March 28, 2011 by
So, it was nice breaking through that plateau for all of a day. W. T. F.
Whatever. You’ve been warned, I’m crampy and edgy today.
Cereal for breakfast.
Lunch was questionably stale carrots and hummus, pineapple with yogurt and Kashi, and turkey and cheddar on a sandwich thin.
I am not a huge deli meat fan (it’s so slimy and smells like farts), but I thought it might be a nice change and it was on sale. So I stuck this in our office’s toaster oven to dry it out a bit, and that helped.
I like nuts.
After work exercise was a speedy-ish three miles. People always ask me how to make the treadmill interesting, and my answer is always intervals! They don’t have to be big changes, but altering the speed a little bit every quarter of a mile gives me small, intermediate goals to work towards.
I increased the speed one click up every quarter mile for the first 1.5 miles, starting at 6.2 (9:40 pace) and ending at 6.7 (8:53 pace), and then spending the next 1.5 miles clicking back down at a similar rate. It was almost like running up a speed hill…plateauing at 8:53 for half a mile…and then riding it back down.
I felt strong, for the most part. The last half mile was bad because I was feeling super crampy, but that can’t be helped. Also, the guy on my left smelled like taco seasoning, and the guy on my right had a juicy, loud cough, which was nasty.

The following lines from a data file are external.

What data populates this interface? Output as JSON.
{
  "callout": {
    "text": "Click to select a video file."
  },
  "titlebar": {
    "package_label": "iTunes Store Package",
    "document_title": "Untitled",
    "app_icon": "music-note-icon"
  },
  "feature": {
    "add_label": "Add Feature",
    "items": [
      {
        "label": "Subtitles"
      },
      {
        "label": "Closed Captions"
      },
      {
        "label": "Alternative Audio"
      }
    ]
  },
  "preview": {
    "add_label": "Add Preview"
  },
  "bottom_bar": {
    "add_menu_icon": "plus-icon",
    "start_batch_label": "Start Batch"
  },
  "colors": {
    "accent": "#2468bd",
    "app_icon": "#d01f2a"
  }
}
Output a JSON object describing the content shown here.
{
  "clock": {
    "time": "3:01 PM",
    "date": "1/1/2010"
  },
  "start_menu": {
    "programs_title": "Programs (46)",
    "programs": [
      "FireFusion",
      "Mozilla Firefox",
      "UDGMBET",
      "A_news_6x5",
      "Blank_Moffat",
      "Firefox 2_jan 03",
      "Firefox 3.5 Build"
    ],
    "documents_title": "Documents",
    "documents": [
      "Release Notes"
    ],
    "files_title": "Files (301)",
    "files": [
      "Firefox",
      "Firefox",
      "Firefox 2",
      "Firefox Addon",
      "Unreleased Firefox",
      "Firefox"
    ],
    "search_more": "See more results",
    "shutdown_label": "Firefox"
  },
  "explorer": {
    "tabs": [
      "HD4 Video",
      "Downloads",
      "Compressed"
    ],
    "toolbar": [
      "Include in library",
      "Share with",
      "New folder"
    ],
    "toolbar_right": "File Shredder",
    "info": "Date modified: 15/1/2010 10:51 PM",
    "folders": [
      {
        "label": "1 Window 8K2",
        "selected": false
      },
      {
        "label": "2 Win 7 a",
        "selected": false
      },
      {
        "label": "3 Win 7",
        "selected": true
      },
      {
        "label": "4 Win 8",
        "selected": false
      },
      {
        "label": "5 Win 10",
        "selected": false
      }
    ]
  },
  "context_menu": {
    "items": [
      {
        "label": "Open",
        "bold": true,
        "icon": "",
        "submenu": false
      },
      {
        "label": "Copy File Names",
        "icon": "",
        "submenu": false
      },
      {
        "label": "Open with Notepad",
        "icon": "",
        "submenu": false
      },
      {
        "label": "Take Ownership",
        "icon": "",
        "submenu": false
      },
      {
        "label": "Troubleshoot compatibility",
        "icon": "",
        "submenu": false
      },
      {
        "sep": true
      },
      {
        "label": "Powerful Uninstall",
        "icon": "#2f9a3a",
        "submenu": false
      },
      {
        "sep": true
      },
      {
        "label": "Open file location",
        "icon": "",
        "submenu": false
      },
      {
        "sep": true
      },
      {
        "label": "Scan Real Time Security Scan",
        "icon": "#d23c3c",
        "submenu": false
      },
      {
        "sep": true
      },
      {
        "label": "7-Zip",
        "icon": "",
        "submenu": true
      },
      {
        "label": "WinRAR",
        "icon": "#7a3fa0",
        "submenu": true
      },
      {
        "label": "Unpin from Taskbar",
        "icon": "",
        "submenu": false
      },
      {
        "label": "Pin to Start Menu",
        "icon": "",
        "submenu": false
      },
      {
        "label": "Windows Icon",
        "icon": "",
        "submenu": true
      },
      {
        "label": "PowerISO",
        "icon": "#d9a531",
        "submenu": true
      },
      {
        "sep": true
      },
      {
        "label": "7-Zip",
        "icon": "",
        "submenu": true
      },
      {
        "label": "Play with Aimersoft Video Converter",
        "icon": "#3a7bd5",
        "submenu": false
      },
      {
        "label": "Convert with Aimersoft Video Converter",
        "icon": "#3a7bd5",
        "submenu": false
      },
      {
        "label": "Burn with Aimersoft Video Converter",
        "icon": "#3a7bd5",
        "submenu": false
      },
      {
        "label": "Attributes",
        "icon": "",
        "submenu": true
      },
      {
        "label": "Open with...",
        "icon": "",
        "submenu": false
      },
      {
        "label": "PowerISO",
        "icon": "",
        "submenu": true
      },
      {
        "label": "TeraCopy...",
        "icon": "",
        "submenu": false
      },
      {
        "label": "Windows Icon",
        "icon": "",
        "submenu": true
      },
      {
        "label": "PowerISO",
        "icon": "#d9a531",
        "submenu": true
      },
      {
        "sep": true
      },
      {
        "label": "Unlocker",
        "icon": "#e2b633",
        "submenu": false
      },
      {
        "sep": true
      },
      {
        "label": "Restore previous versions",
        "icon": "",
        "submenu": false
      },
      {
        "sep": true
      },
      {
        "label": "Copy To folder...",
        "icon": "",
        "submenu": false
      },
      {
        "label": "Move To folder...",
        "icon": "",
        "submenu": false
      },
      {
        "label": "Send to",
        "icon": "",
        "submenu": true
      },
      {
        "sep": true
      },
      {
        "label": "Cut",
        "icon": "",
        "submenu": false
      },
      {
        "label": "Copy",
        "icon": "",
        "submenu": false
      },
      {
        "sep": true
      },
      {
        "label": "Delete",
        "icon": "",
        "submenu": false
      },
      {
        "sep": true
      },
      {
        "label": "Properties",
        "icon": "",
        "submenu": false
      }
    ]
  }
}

Dinner was Skinny Taste mac and cheese and baked chicken nuggets.
Anyway, guys? I’m kind of confused.
I know how weight loss works—calories in, calories out. But something ain’t working these days.
Sparkpeople suggests that, to lose 1 pound a week, I should eat 1,430-1,780 calories/day, if I burn an estimated 2300 calories per week.
Livestrong and BMR/the Harris-Benedict Equation suggest that, to lose 1 pound a week, at a moderate activity level, I should eat 1,883 calories.
The Fat 2 Fit Podcast calculators suggest that I should eat 2,319 calories per day and lose very slowly.
I guess I don’t quite know where to land.
If I eat on Sparkpeople’s low end of 1430 calories/day, I will be cranky and my running will suffer, but I will lose weight.
If I eat on Sparkpeople’s high end in the 1700ish calorie range, my running will be great, but I’m not losing weight right now, even though by all calculations, I should be.
I’m tempted to just take the rest of this week and, for shits and giggles, go up to, say, 2100-2200 calories a day, monitor my weight closely, and see what the hell happens. If it goes up significantly, obviously that’s not what I want, and I’ll rein it in.
I guess it’s just easier to experiment going up rather than down. In a way, I feel like it’s kind of a cop-out…like, “oh, what the hell, let’s just eat more.” But on the other hand…I can’t imagine seriously experimenting with going down the the 1400 calorie/day range, because I know that can’t be a permanent lifestyle, you know? I would be miserable and my workouts would suffer.
Go up? Go down? Stick with what I’m doing? WTF?